Filter unique elements in an array algorithm

C

ck

Hi,
I would like to get opinion from the group members about efficiency of
the program below.

I need to filter an input array of int to obtain an output array which
contains distinct elements of the input array.
That is if my input array is {1,2,43,5,2,4,5,20,2,1} the output should
be {1,2,43,4,5,20}
The condition being I cannot use Collection framework, just use array
to get the most efficient algorithm.
Could you guys please tell me if the following algorithm would be
considered efficient?

public class ArrayUniqueElements {

public static int [] filter (int [] input) {
int [] output = new int[input.length];
output[0]=input[0];
boolean flag=true;
int pos=0;
// iteration for each element in input
for (int i=1;i<input.length;i++){
for(int j=0;j<=i;j++){
if(input==output[j]){
flag=false;
break; // exit out of inner loop on first duplicate element
}
}
if(flag){
output[++pos]=input;
} else
flag=true;
}
int [] tempOutput = new int[pos];
// This for loop is required to filter out default values from the
output
for (int i = 0; i < pos; i++) {
tempOutput=output;
}
return tempOutput;
}
}
 
P

Patricia Shanahan

ck said:
Hi,
I would like to get opinion from the group members about efficiency of
the program below.

I need to filter an input array of int to obtain an output array which
contains distinct elements of the input array.
That is if my input array is {1,2,43,5,2,4,5,20,2,1} the output should
be {1,2,43,4,5,20}
The condition being I cannot use Collection framework, just use array
to get the most efficient algorithm.
Could you guys please tell me if the following algorithm would be
considered efficient?

"guys"?

For long arrays, the Omega(N*N) performance is not very good. A hashing
solution would be O(N).

Are you allowed to use System.arraycopy instead of the final loop?

Patricia
 
K

Kai Schwebke

Hello,

Hi,
I would like to get opinion from the group members about efficiency of
the program below.

The program is not efficient - it's complexity is O(n^2). The task could
be solved with O(n*log n) using some sorting algorithm or even faster
with hashing techniques.
The condition being I cannot use Collection framework, just use array
to get the most efficient algorithm.

Don't exclude Collection framework just for performance reasons.
A HashSet or TreeSet will solve the task much more efficient than
your code.



Kai
 
C

Chris Uppal

ck said:
I need to filter an input array of int to obtain an output array which
contains distinct elements of the input array.
That is if my input array is {1,2,43,5,2,4,5,20,2,1} the output should
be {1,2,43,4,5,20}
The condition being I cannot use Collection framework, just use array
to get the most efficient algorithm.

If you are allowed to assume that the range of values to be checked is fairly
small, then you can get a linear algorithm by using a boolean[] array. How big
"fairly small" is depends on your instructor.

-- chris
 
W

Wojtek

ck wrote :
Hi,
I would like to get opinion from the group members about efficiency of
the program below.

I need to filter an input array of int to obtain an output array which
contains distinct elements of the input array.
That is if my input array is {1,2,43,5,2,4,5,20,2,1} the output should
be {1,2,43,4,5,20}

Are the values in the int[] always positive?

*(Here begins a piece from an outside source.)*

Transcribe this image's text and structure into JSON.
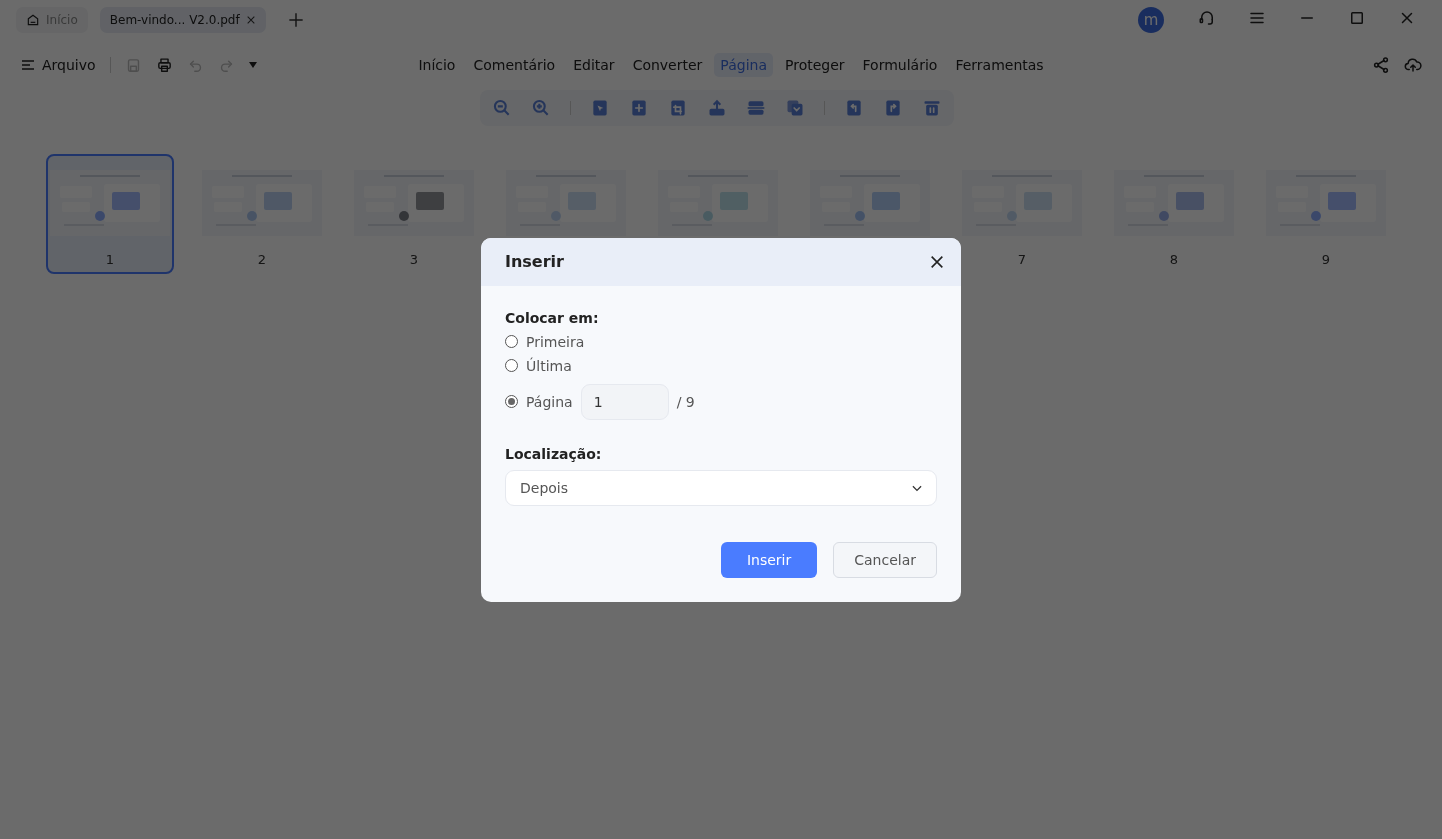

If so, you could create a boolean array with a size of the maximum
positive value of an int (all elements will be false by default), then
directly indice the boolean array with the values in the int array
setting the value to true. Next traverse the boolean array and count
the number of true elements (to get the size of the final array). The
final step would be to traverse the boolean array again and store the
indice in your int array.

This requires n*3 passes.
 
C

ck

Are the values in the int[] always positive?

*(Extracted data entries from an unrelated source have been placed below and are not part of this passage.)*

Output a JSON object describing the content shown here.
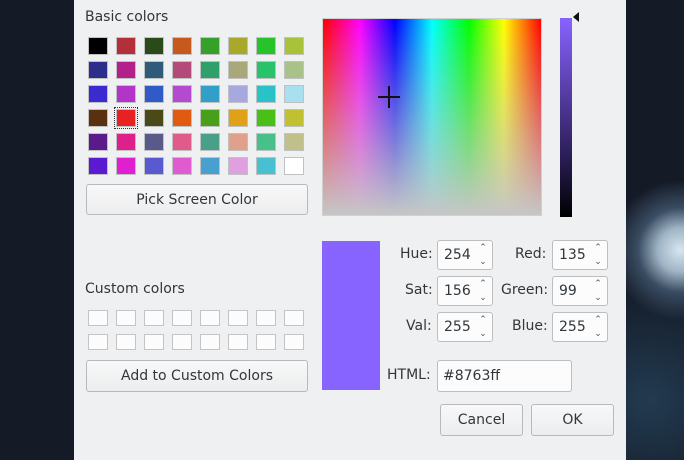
{
  "dialog": {
    "basic_colors_label": "Basic colors",
    "basic_colors": [
      "#000000",
      "#b3303a",
      "#2a4a1a",
      "#c65a1e",
      "#35a02a",
      "#a8a82a",
      "#28c22a",
      "#a8c23a",
      "#2d2d8a",
      "#b3208a",
      "#2f5a7a",
      "#b34a7a",
      "#30a06a",
      "#a8a87a",
      "#28c26a",
      "#a8c28a",
      "#3a2ad0",
      "#b334c8",
      "#2f5ac8",
      "#b34ad0",
      "#30a0c8",
      "#a8a8e0",
      "#28c2c8",
      "#a8e0f0",
      "#5a3010",
      "#e82222",
      "#4a4a18",
      "#e05a10",
      "#48a018",
      "#e0a018",
      "#48c018",
      "#c0c030",
      "#5a1a8a",
      "#e0208a",
      "#5a5a8a",
      "#e05a8a",
      "#48a08a",
      "#e0a08a",
      "#48c08a",
      "#c0c08a",
      "#5a1ad0",
      "#e020d0",
      "#5a5ad0",
      "#e05ad0",
      "#48a0d0",
      "#e0a0e0",
      "#48c0d0",
      "#ffffff"
    ],
    "pick_screen_label": "Pick Screen Color",
    "custom_colors_label": "Custom colors",
    "add_custom_label": "Add to Custom Colors",
    "fields": {
      "hue_label": "Hue:",
      "hue_value": "254",
      "sat_label": "Sat:",
      "sat_value": "156",
      "val_label": "Val:",
      "val_value": "255",
      "red_label": "Red:",
      "red_value": "135",
      "green_label": "Green:",
      "green_value": "99",
      "blue_label": "Blue:",
      "blue_value": "255",
      "html_label": "HTML:",
      "html_value": "#8763ff"
    },
    "current_color": "#8763ff",
    "cancel_label": "Cancel",
    "ok_label": "OK"
  }
}
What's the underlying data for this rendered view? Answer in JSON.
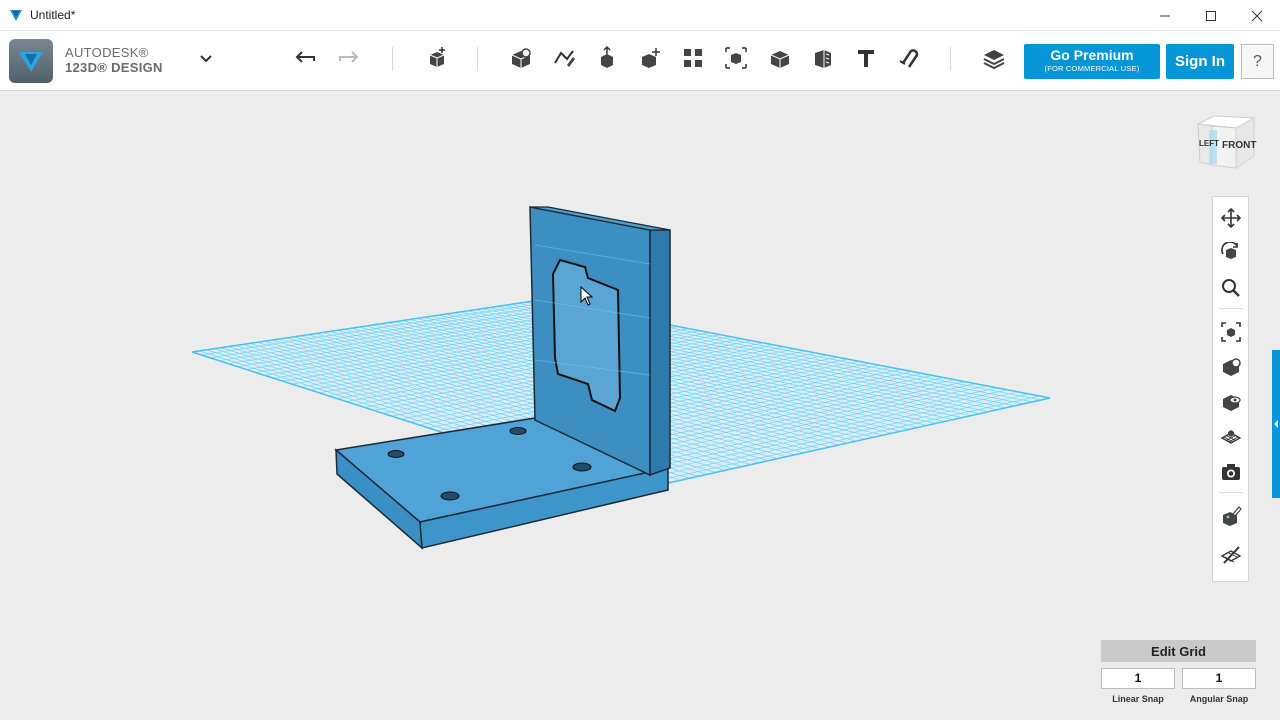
{
  "window": {
    "title": "Untitled*",
    "controls": [
      "minimize-icon",
      "maximize-icon",
      "close-icon"
    ]
  },
  "brand": {
    "line1": "AUTODESK®",
    "line2": "123D® DESIGN"
  },
  "toolbar": {
    "tools": [
      "undo-icon",
      "redo-icon",
      "transform-icon",
      "primitives-icon",
      "sketch-icon",
      "construct-icon",
      "modify-icon",
      "pattern-icon",
      "group-icon",
      "combine-icon",
      "measure-icon",
      "text-icon",
      "snap-icon",
      "materials-icon"
    ],
    "premium_label": "Go Premium",
    "premium_sub": "(FOR COMMERCIAL USE)",
    "signin_label": "Sign In",
    "help_label": "?"
  },
  "viewcube": {
    "face_left": "LEFT",
    "face_front": "FRONT"
  },
  "navbar": {
    "items": [
      "pan-icon",
      "orbit-icon",
      "zoom-icon",
      "fit-icon",
      "view-solid-icon",
      "view-hidden-icon",
      "grid-view-icon",
      "camera-icon",
      "material-edit-icon",
      "visibility-icon"
    ]
  },
  "grid_panel": {
    "title": "Edit Grid",
    "linear_snap_value": "1",
    "angular_snap_value": "1",
    "linear_snap_label": "Linear Snap",
    "angular_snap_label": "Angular Snap"
  },
  "colors": {
    "accent": "#0696d7",
    "grid": "#3fc1f0",
    "model": "#3a8fc4"
  }
}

Thank you everyone for sharing opinion about the problem. I was asked
to solve this in an interview with time limit of 5 minutes. Had never
thought about some problem like this in real life.
The length of the list could be anything from units to thousands, and
I was not told that the numbers are going to be positive only
If so, you could create a boolean array with a size of the maximum
positive value of an int (all elements will be false by default), then
directly indice the boolean array with the values in the int array
setting the value to true. Next traverse the boolean array and count
the number of true elements (to get the size of the final array). The
final step would be to traverse the boolean array again and store the
indice in your int array.

This requires n*3 passes.

I actually did not understand this part, I am not sure what is indice.

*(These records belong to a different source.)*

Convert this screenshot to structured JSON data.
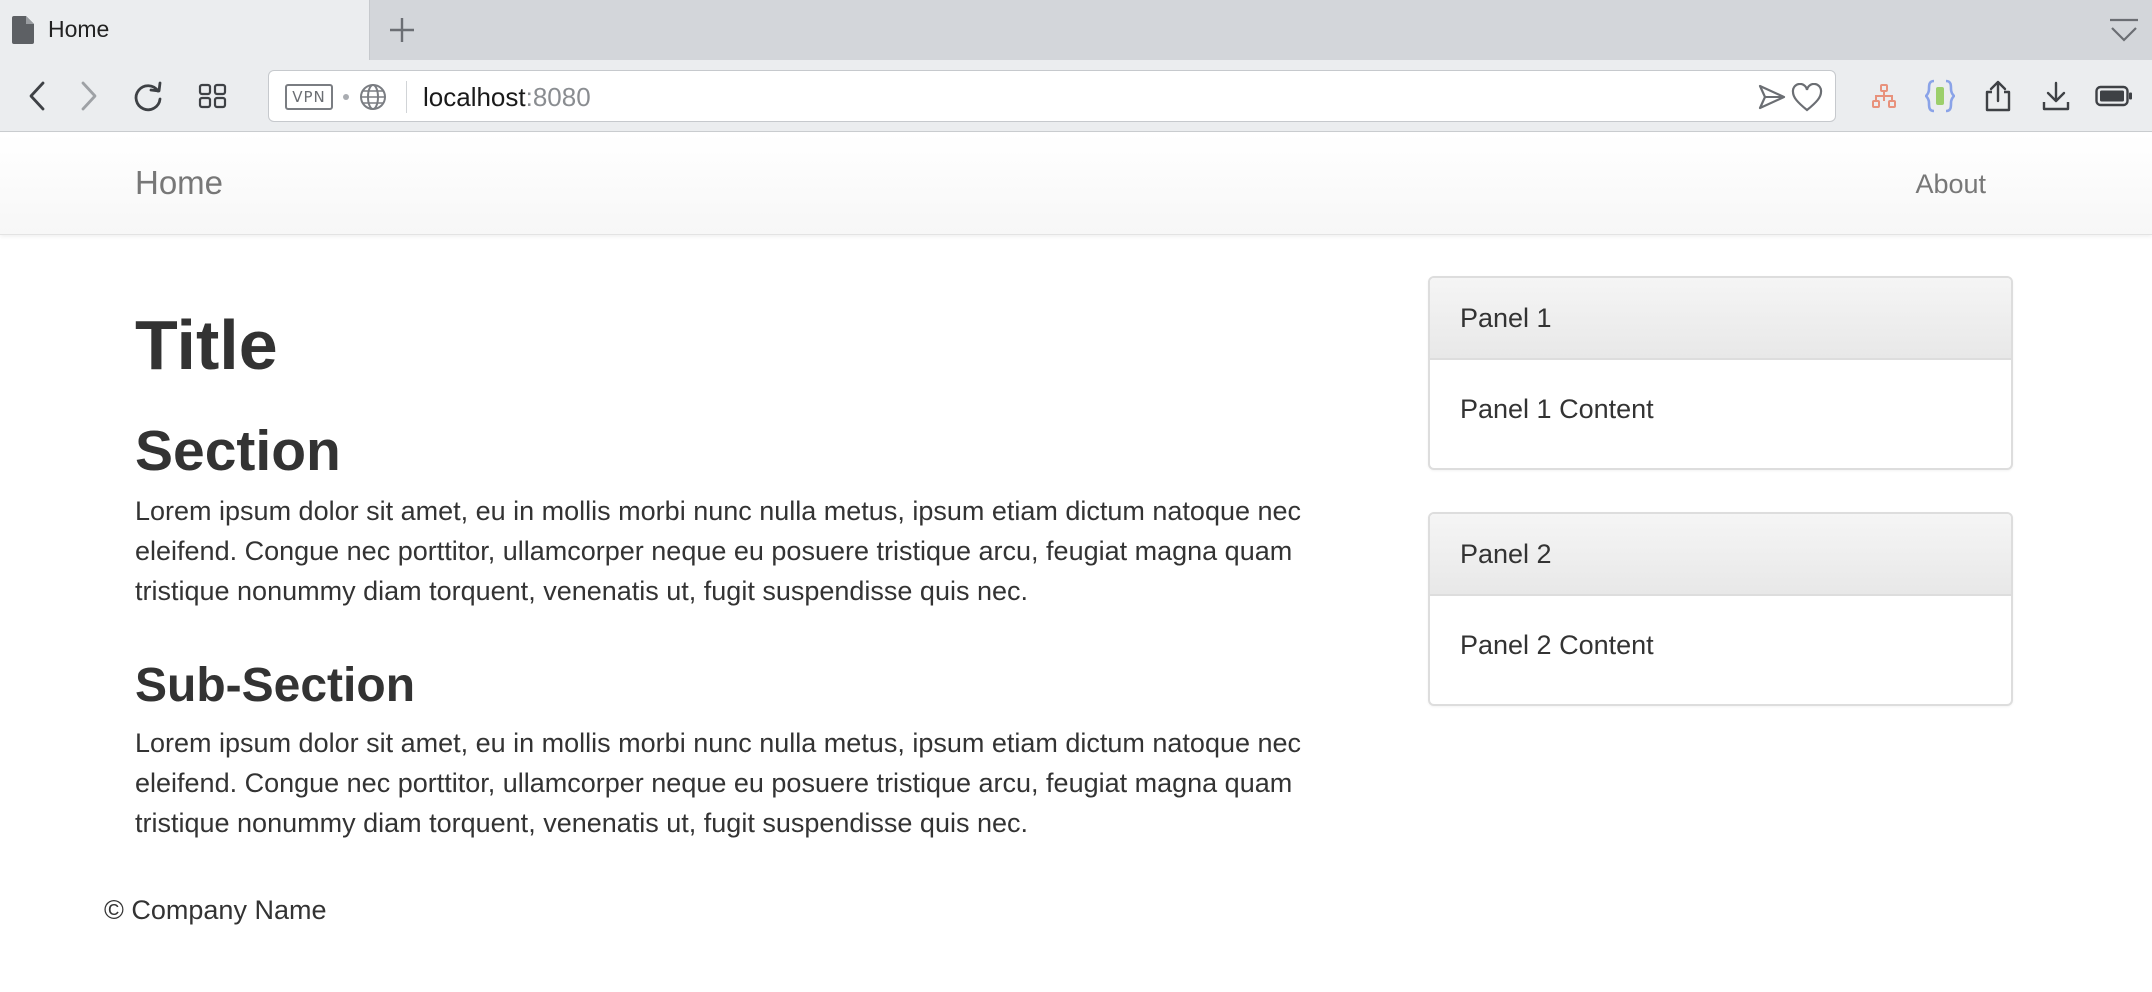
{
  "browser": {
    "tab": {
      "title": "Home",
      "icon": "document-icon"
    },
    "new_tab_icon": "plus-icon",
    "tab_menu_icon": "tab-menu-icon",
    "toolbar": {
      "back_icon": "back-arrow-icon",
      "forward_icon": "forward-arrow-icon",
      "reload_icon": "reload-icon",
      "tabs_grid_icon": "grid-icon",
      "right_icons": [
        "sitemap-icon",
        "extension-icon",
        "share-icon",
        "download-icon",
        "battery-icon"
      ]
    },
    "urlbar": {
      "vpn_label": "VPN",
      "host": "localhost",
      "port": ":8080"
    }
  },
  "navbar": {
    "brand": "Home",
    "links": [
      "About"
    ]
  },
  "main": {
    "title": "Title",
    "section": "Section",
    "section_text": "Lorem ipsum dolor sit amet, eu in mollis morbi nunc nulla metus, ipsum etiam dictum natoque nec eleifend. Congue nec porttitor, ullamcorper neque eu posuere tristique arcu, feugiat magna quam tristique nonummy diam torquent, venenatis ut, fugit suspendisse quis nec.",
    "subsection": "Sub-Section",
    "subsection_text": "Lorem ipsum dolor sit amet, eu in mollis morbi nunc nulla metus, ipsum etiam dictum natoque nec eleifend. Congue nec porttitor, ullamcorper neque eu posuere tristique arcu, feugiat magna quam tristique nonummy diam torquent, venenatis ut, fugit suspendisse quis nec."
  },
  "panels": [
    {
      "heading": "Panel 1",
      "content": "Panel 1 Content"
    },
    {
      "heading": "Panel 2",
      "content": "Panel 2 Content"
    }
  ],
  "footer": "© Company Name",
  "colors": {
    "chrome_bg": "#ebedef",
    "tabstrip_bg": "#d3d6da",
    "nav_text": "#777777",
    "body_text": "#333333",
    "panel_border": "#dddddd",
    "sitemap_icon": "#e8927c",
    "extension_icon": "#8aa3e8"
  }
}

@ Patricia - Yes I think arraycopy would be a better idea. I am not
sure what is "Hashing solution" that you have mentioned.

@ Kai - Not using Collection was a constraint provided by the person
who was taking the interview.

I will look for more information on different approaches that you all
have suggested.

Thanks
 
P

Patricia Shanahan

ck said:
Are the values in the int[] always positive?

Thank you everyone for sharing opinion about the problem. I was asked
to solve this in an interview with time limit of 5 minutes. Had never
thought about some problem like this in real life.
The length of the list could be anything from units to thousands, and
I was not told that the numbers are going to be positive only
If so, you could create a boolean array with a size of the maximum
positive value of an int (all elements will be false by default), then
directly indice the boolean array with the values in the int array
setting the value to true. Next traverse the boolean array and count
the number of true elements (to get the size of the final array). The
final step would be to traverse the boolean array again and store the
indice in your int array.

This requires n*3 passes.

I actually did not understand this part, I am not sure what is indice.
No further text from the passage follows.